Humphrey Bogart as Sam Spade |
Filmed twice before, Director John Huston's version of mystery writer Dashiell Hammett's The Maltese Falcon, makes the first two efforts pale in comparison. It is simply one of the best films of its genre, and the film that solidified Bogart's stardom. Many consider it one of the first Film Noirs, but I don't classify it as such. Yes, it has a femme fatale, but you never seriously believe that Bogart as the protagonist is in real danger or in trouble. And it lacks the shadowy photography that I associate with the best noirs. Still, it set the bar high for entertaining detective films that followed for the next fifteen years or so.
It's hard to find fault with the film. Precise direction, a genre-defining script, stellar cinematography, and one of the best ensemble casts ever assembled; it's a great story of intrigue. Bogart may star, but the memorable collection of eccentric villains is what makes this so much fun to watch. Sydney Greenstreet (in his first film) plays the rotund Kasper Gutman; Lorre is the effeminate Joel Cairo; and Astor the beautiful femme fatale. A dedicated bunch--Gutman has been chasing the falcon for 17 years--they are more dangerous than they appear. Still, the group seems slightly out of their element, and we can't help but like them for it. Of course, Spade will outwit them all by the end.

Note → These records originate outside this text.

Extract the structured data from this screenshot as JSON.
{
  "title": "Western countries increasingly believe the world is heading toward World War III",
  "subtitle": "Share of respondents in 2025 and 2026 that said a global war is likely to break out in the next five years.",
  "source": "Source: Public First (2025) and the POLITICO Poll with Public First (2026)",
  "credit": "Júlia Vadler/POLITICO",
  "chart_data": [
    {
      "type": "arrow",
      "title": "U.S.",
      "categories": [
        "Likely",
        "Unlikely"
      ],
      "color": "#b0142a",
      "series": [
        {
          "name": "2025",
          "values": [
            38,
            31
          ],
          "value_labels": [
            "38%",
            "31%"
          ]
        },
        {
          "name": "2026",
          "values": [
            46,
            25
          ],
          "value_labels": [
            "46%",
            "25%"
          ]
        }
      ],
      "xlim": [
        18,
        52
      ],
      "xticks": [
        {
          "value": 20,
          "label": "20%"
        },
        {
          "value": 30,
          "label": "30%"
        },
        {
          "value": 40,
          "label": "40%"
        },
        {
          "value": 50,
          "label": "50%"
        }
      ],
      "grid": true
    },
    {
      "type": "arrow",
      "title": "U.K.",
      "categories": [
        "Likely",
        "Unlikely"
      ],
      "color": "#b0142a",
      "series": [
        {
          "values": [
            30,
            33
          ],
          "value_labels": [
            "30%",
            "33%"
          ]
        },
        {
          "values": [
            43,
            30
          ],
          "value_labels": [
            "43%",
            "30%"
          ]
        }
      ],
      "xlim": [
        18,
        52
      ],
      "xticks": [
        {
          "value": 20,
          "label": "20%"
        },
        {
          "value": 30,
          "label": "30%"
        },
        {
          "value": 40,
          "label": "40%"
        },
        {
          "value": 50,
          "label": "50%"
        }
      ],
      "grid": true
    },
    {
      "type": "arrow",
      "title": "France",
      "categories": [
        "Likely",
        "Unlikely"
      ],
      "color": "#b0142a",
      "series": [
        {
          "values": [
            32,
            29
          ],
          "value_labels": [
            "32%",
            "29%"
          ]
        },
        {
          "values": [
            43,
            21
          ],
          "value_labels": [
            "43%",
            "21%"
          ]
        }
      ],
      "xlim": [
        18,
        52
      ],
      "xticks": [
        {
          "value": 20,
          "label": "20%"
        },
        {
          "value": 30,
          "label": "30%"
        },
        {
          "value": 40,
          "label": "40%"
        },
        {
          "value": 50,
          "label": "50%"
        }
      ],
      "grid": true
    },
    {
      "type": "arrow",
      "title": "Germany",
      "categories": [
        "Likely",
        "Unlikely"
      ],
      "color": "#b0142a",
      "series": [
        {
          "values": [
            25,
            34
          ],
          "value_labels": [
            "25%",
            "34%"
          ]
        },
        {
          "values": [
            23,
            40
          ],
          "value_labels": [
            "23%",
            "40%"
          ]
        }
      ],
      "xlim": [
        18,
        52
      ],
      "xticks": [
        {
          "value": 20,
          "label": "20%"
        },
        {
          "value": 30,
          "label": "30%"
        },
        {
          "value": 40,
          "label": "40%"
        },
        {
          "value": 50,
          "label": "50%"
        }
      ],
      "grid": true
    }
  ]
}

The film opens with a screen card that provides the backstory:
In 1539 the Knight Templars of Malta, paid tribute to Charles V of Spain, by sending him a Golden Falcon encrusted from beak to claw with rarest jewels——but pirates seized the galley carrying this priceless token and the fate of the Maltese Falcon remains a mystery to this day——[
The character of Joel Cairo is a long way from Lorre's infamous child molester, Hans Bekert, in Fritz Lang's 1931's M. This is one of his first American films that became well known. Impeccably dressed and smelling of gardenia, Cairo pulls a gun on Spade, intending to search the detective's office for the Falcon. Spade easily disarms the smaller man, telling him "when you're slapped, you'll take it and like it." It's through Cairo and Miss Wonderly, whom Spade has learned is really Brigid O'Shaughnessy, that we meet the "Fat Man," Kasper Gutman. It is now clear that three people are after the elusive statue, and that O'Shaughnessy's first story was a bogus one.
Gutman employs an inept underling, Wilmer (Elisha Cook Jr.), who thinks he is a tough guy. Spade's interaction with this character is one of the joys of the film--he continually gets the upper hand of the punk. Cook is one of those frequent character actors who enhances every film he's in, seemingly without effort. His best decade is the 1940's where roles included Lawrence Tierney's sidekick in the brutal Born to Kill, and again with Bogart in The Big Sleep. But his most memorable performance is as a stubborn Southern homesteader gunned down by Jack Palance in 1953's Shane. Here he plays Gutman's muscle, and not so subtle "boy." Wilmer does Gutman's dirty work, and is in fact a murderer, but he is no match for a professional like Spade, The detective is dismissive, calling him a gunsel, slang for homosexual.
Gutman employs an inept underling, Wilmer (Elisha Cook Jr.), who thinks he is a tough guy. Spade's interaction with this character is one of the joys of the film--he continually gets the upper hand of the punk. Cook is one of those frequent character actors who enhances every film he's in, seemingly without effort. His best decade is the 1940's where roles included Lawrence Tierney's sidekick in the brutal Born to Kill, and again with Bogart in The Big Sleep. But his most memorable performance is as a stubborn Southern homesteader gunned down by Jack Palance in 1953's Shane. Here he plays Gutman's muscle, and not so subtle "boy." Wilmer does Gutman's dirty work, and is in fact a murderer, but he is no match for a professional like Spade, The detective is dismissive, calling him a gunsel, slang for homosexual.
The stuff that dreams are made of. |
The film was among the first named to the Library of Congress' National Registry in 1989. Oscar nominations included for Best Picture (it lost to John Ford's How Green Was My Valley), Best Script, and Best Supporting Actor (Greenstreet). As a testament to its popular longevity, it is likely the most famous role of several of its performers: Greenstreet, Lorre, and Astor. As for Bogart, his signature role came just one year later, as Rick in Casablanca, the first film in which he received an Oscar nomination.
Author Hammett says of his character:
Spade has no original. He is a dream man in the sense that he is what most of the private detectives I worked with would like to have been and in their cockier moments thought they approached. For your private detective does not — or did not ten years ago when he was my colleague — want to be an erudite solver of riddles in the Sherlock Holmes manner; he wants to be a hard and shifty fellow, able to take care of himself in any situation, able to get the best of anybody he comes in contact with, whether criminal, innocent by-stander or client.